Wir könnten dem grandios animierten Trico stundenlang dabei zuschauen, wie er uns anstupst, als wir einmal bewusstlos am Boden liegen, wie er sich störrisch verhält, als wir das erste Mal an seinem Fell hockkraxeln. Kleine Gesten und Mimiken des Jungen sagen mehr als tausend Worte, auch der fantastische orchestrale Soundtrack trägt zur märchenhaften Atmosphäre bei, einfach großartig!
Schnell finden wir einen mysteriösen Schild, der mit Trico verbunden scheint. Richten wir den Schild auf eine Stelle aus, feuert Trico einen roten Blitz und kann so zum Beispiel Wege freisprengen.

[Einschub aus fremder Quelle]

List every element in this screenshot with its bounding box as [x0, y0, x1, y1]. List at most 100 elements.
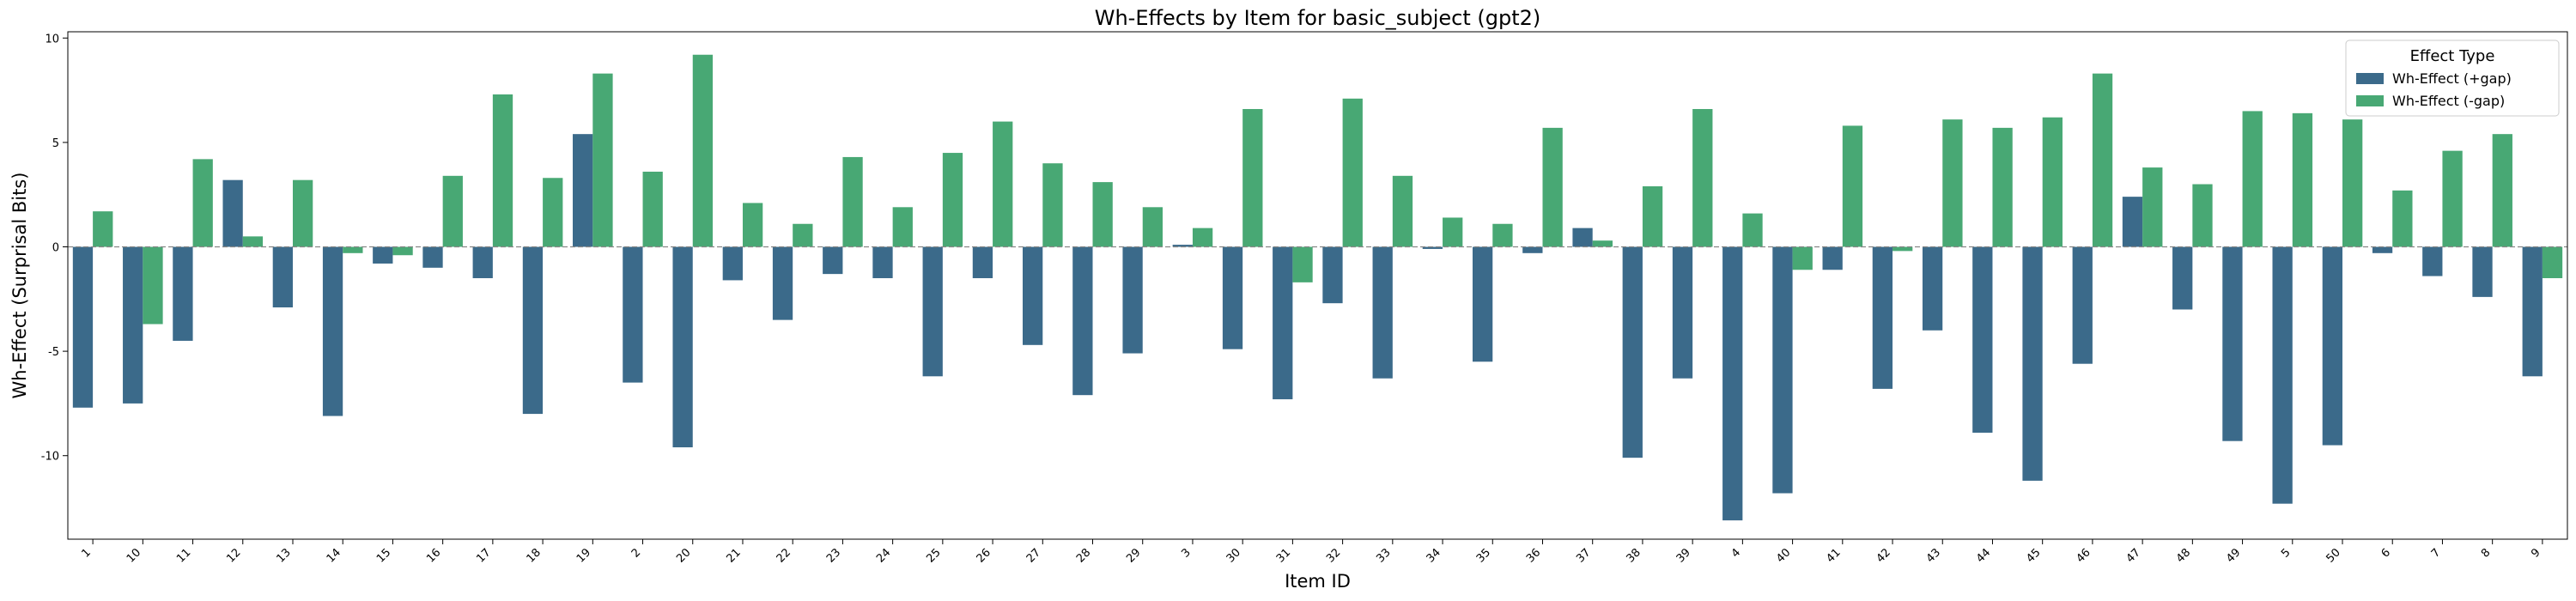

Leider kann das Gameplay bisher mit der Atmosphäre nicht ganz mithalten, denn das Klettern steuert sich hakelig und die Kamera agiert stellenweise seltsam, dann sehen wir nur Tricos Brust und sind tierisch genervt. Das wird hoffentlich von den Entwicklern noch verbessert. An gravierende Änderungen bei der Grafik glauben wir nicht mehr, sodass The Last Guardian bis auf die grandiose Darstellung von Trico - und die 1080p-Auflösung - wie ein PS3-Spiel aussieht.